Especially Enjoyable for Fans of the PodcastBeautiful! It brought me to tears! Every character is so genuine, every weird anomaly has significance, overall a fantastic read and I hope this isn't the only novel they write of Night Vale. I really enjoy learning about the other characters not explored in the podcast

Wendi

July 27, 2017

There's always a risk of taking a podcast and turning it into a novel, and I have to admit that my expectations were low when I started reading "Welcome to Night Vale." As much as I love the podcast (and its weird cast of characters, set in an even weirder town), I was afraid that something would be lost without Cecil's voice, narrating through the guise of community radio. Instead, I really enjoyed this book. I think it helped that the focus was not on Cecil (although we do get glimpses of his radio programs), but rather on Diane and Jackie, two ordinary Night Vale citizens. Jackie's the nineteen year-old proprietor of the pawn shop, and Diane works in a nondescript office and raises a teenage son. But of course - this being Night Vale - Jackie has been nineteen for decades, Diane's son morphs into different creatures and objects on a daily basis, and both of them are investigating indestructible slips of paper with "King City" written on them.

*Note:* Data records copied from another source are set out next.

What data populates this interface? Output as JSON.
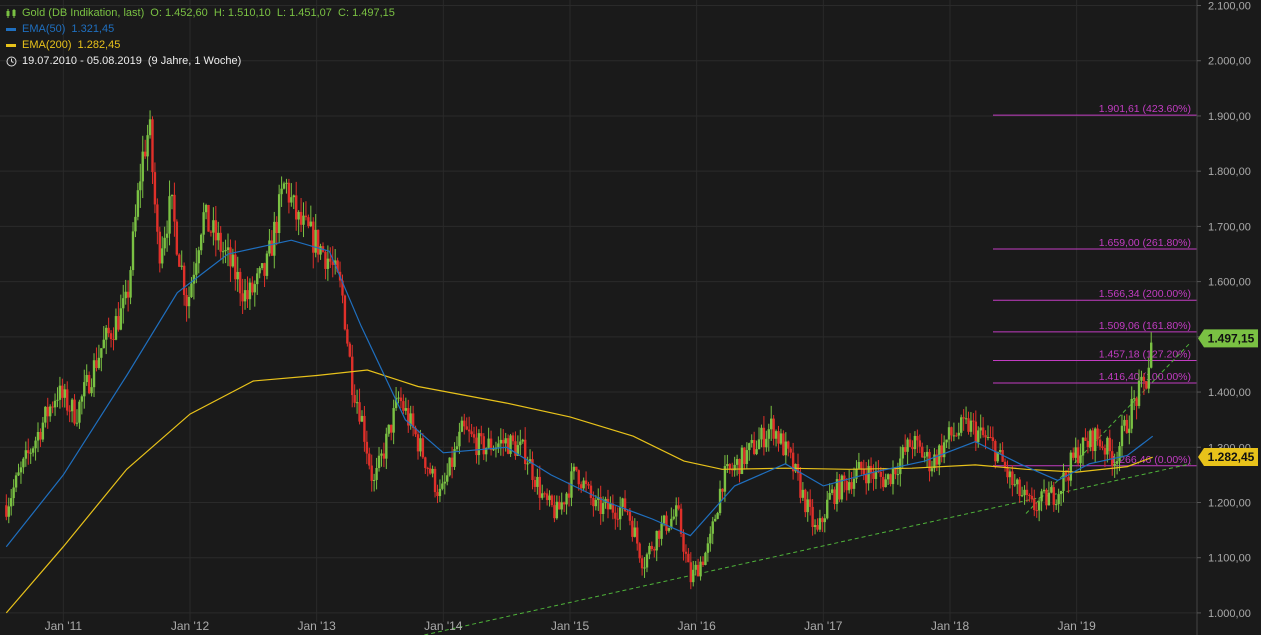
{
  "legend": {
    "instrument": "Gold (DB Indikation, last)",
    "ohlc": "O: 1.452,60  H: 1.510,10  L: 1.451,07  C: 1.497,15",
    "ema50_label": "EMA(50)",
    "ema50_value": "1.321,45",
    "ema200_label": "EMA(200)",
    "ema200_value": "1.282,45",
    "range": "19.07.2010 - 05.08.2019",
    "range_duration": "(9 Jahre, 1 Woche)"
  },
  "colors": {
    "background": "#1a1a1a",
    "up": "#7ac143",
    "down": "#e0302a",
    "ema50": "#1f6fbf",
    "ema200": "#e8c21a",
    "fib": "#c23cc2",
    "trend": "#4fb33a",
    "grid": "#2a2a2a",
    "axis_text": "#aaaaaa"
  },
  "chart_data": {
    "type": "candlestick",
    "xlabel": "",
    "ylabel": "",
    "ylim": [
      960,
      2110
    ],
    "x_ticks": [
      "Jan '11",
      "Jan '12",
      "Jan '13",
      "Jan '14",
      "Jan '15",
      "Jan '16",
      "Jan '17",
      "Jan '18",
      "Jan '19"
    ],
    "y_ticks": [
      "1.000,00",
      "1.100,00",
      "1.200,00",
      "1.300,00",
      "1.400,00",
      "1.500,00",
      "1.600,00",
      "1.700,00",
      "1.800,00",
      "1.900,00",
      "2.000,00",
      "2.100,00"
    ],
    "y_tick_values": [
      1000,
      1100,
      1200,
      1300,
      1400,
      1500,
      1600,
      1700,
      1800,
      1900,
      2000,
      2100
    ],
    "price_path": [
      [
        2010.55,
        1195
      ],
      [
        2010.75,
        1300
      ],
      [
        2010.95,
        1400
      ],
      [
        2011.1,
        1360
      ],
      [
        2011.3,
        1480
      ],
      [
        2011.5,
        1560
      ],
      [
        2011.62,
        1820
      ],
      [
        2011.68,
        1880
      ],
      [
        2011.75,
        1650
      ],
      [
        2011.85,
        1740
      ],
      [
        2011.98,
        1560
      ],
      [
        2012.1,
        1720
      ],
      [
        2012.3,
        1640
      ],
      [
        2012.45,
        1570
      ],
      [
        2012.6,
        1620
      ],
      [
        2012.75,
        1780
      ],
      [
        2012.85,
        1710
      ],
      [
        2013.0,
        1670
      ],
      [
        2013.1,
        1640
      ],
      [
        2013.2,
        1580
      ],
      [
        2013.28,
        1420
      ],
      [
        2013.35,
        1360
      ],
      [
        2013.45,
        1230
      ],
      [
        2013.55,
        1310
      ],
      [
        2013.65,
        1390
      ],
      [
        2013.8,
        1310
      ],
      [
        2013.98,
        1210
      ],
      [
        2014.15,
        1330
      ],
      [
        2014.3,
        1300
      ],
      [
        2014.5,
        1310
      ],
      [
        2014.65,
        1290
      ],
      [
        2014.8,
        1200
      ],
      [
        2014.9,
        1180
      ],
      [
        2015.05,
        1260
      ],
      [
        2015.2,
        1190
      ],
      [
        2015.45,
        1190
      ],
      [
        2015.58,
        1090
      ],
      [
        2015.7,
        1150
      ],
      [
        2015.85,
        1180
      ],
      [
        2015.95,
        1060
      ],
      [
        2016.1,
        1120
      ],
      [
        2016.2,
        1240
      ],
      [
        2016.45,
        1300
      ],
      [
        2016.6,
        1340
      ],
      [
        2016.75,
        1270
      ],
      [
        2016.95,
        1140
      ],
      [
        2017.05,
        1210
      ],
      [
        2017.3,
        1260
      ],
      [
        2017.5,
        1240
      ],
      [
        2017.7,
        1310
      ],
      [
        2017.85,
        1270
      ],
      [
        2018.0,
        1320
      ],
      [
        2018.15,
        1340
      ],
      [
        2018.35,
        1300
      ],
      [
        2018.5,
        1230
      ],
      [
        2018.65,
        1190
      ],
      [
        2018.85,
        1220
      ],
      [
        2019.0,
        1290
      ],
      [
        2019.15,
        1320
      ],
      [
        2019.3,
        1280
      ],
      [
        2019.45,
        1380
      ],
      [
        2019.55,
        1420
      ],
      [
        2019.6,
        1497
      ]
    ],
    "ema50_path": [
      [
        2010.55,
        1120
      ],
      [
        2011.0,
        1250
      ],
      [
        2011.5,
        1430
      ],
      [
        2011.9,
        1580
      ],
      [
        2012.3,
        1650
      ],
      [
        2012.8,
        1675
      ],
      [
        2013.1,
        1655
      ],
      [
        2013.35,
        1520
      ],
      [
        2013.7,
        1350
      ],
      [
        2014.0,
        1290
      ],
      [
        2014.5,
        1300
      ],
      [
        2014.85,
        1250
      ],
      [
        2015.3,
        1200
      ],
      [
        2015.65,
        1170
      ],
      [
        2015.95,
        1140
      ],
      [
        2016.3,
        1230
      ],
      [
        2016.7,
        1270
      ],
      [
        2017.0,
        1230
      ],
      [
        2017.4,
        1255
      ],
      [
        2017.8,
        1275
      ],
      [
        2018.2,
        1310
      ],
      [
        2018.55,
        1270
      ],
      [
        2018.85,
        1240
      ],
      [
        2019.1,
        1270
      ],
      [
        2019.4,
        1285
      ],
      [
        2019.6,
        1320
      ]
    ],
    "ema200_path": [
      [
        2010.55,
        1000
      ],
      [
        2011.0,
        1120
      ],
      [
        2011.5,
        1260
      ],
      [
        2012.0,
        1360
      ],
      [
        2012.5,
        1420
      ],
      [
        2013.0,
        1430
      ],
      [
        2013.4,
        1440
      ],
      [
        2013.8,
        1410
      ],
      [
        2014.5,
        1380
      ],
      [
        2015.0,
        1355
      ],
      [
        2015.5,
        1320
      ],
      [
        2015.9,
        1275
      ],
      [
        2016.2,
        1260
      ],
      [
        2016.7,
        1262
      ],
      [
        2017.2,
        1260
      ],
      [
        2017.7,
        1262
      ],
      [
        2018.2,
        1268
      ],
      [
        2018.6,
        1260
      ],
      [
        2019.0,
        1255
      ],
      [
        2019.4,
        1265
      ],
      [
        2019.6,
        1282
      ]
    ],
    "fibonacci": [
      {
        "value": 1901.61,
        "label": "1.901,61 (423.60%)"
      },
      {
        "value": 1659.0,
        "label": "1.659,00 (261.80%)"
      },
      {
        "value": 1566.34,
        "label": "1.566,34 (200.00%)"
      },
      {
        "value": 1509.06,
        "label": "1.509,06 (161.80%)"
      },
      {
        "value": 1457.18,
        "label": "1.457,18 (127.20%)"
      },
      {
        "value": 1416.4,
        "label": "1.416,40 (100.00%)"
      },
      {
        "value": 1266.46,
        "label": "1.266,46 (0.00%)"
      }
    ],
    "trendlines": [
      {
        "from": [
          2013.85,
          960
        ],
        "to": [
          2019.9,
          1270
        ]
      },
      {
        "from": [
          2018.6,
          1180
        ],
        "to": [
          2019.9,
          1490
        ]
      }
    ],
    "price_tags": [
      {
        "value": 1497.15,
        "label": "1.497,15",
        "color": "#7ac143"
      },
      {
        "value": 1282.45,
        "label": "1.282,45",
        "color": "#e8c21a"
      }
    ]
  }
}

Also, who is that man in the tan jacket, who everyone almost, but not quite, remembers?This is a clever book, a weird book, with nuggets of sadness and truth wedged amongst the angels (all angels are genderless and named Erika), rabid librarians, and the secret police. Any element of this novel (and indeed, the podcasts) could be recast into full-length horror novels, or science fiction ones. Instead, they are just ordinary occurrences in Night Vale. Carry on.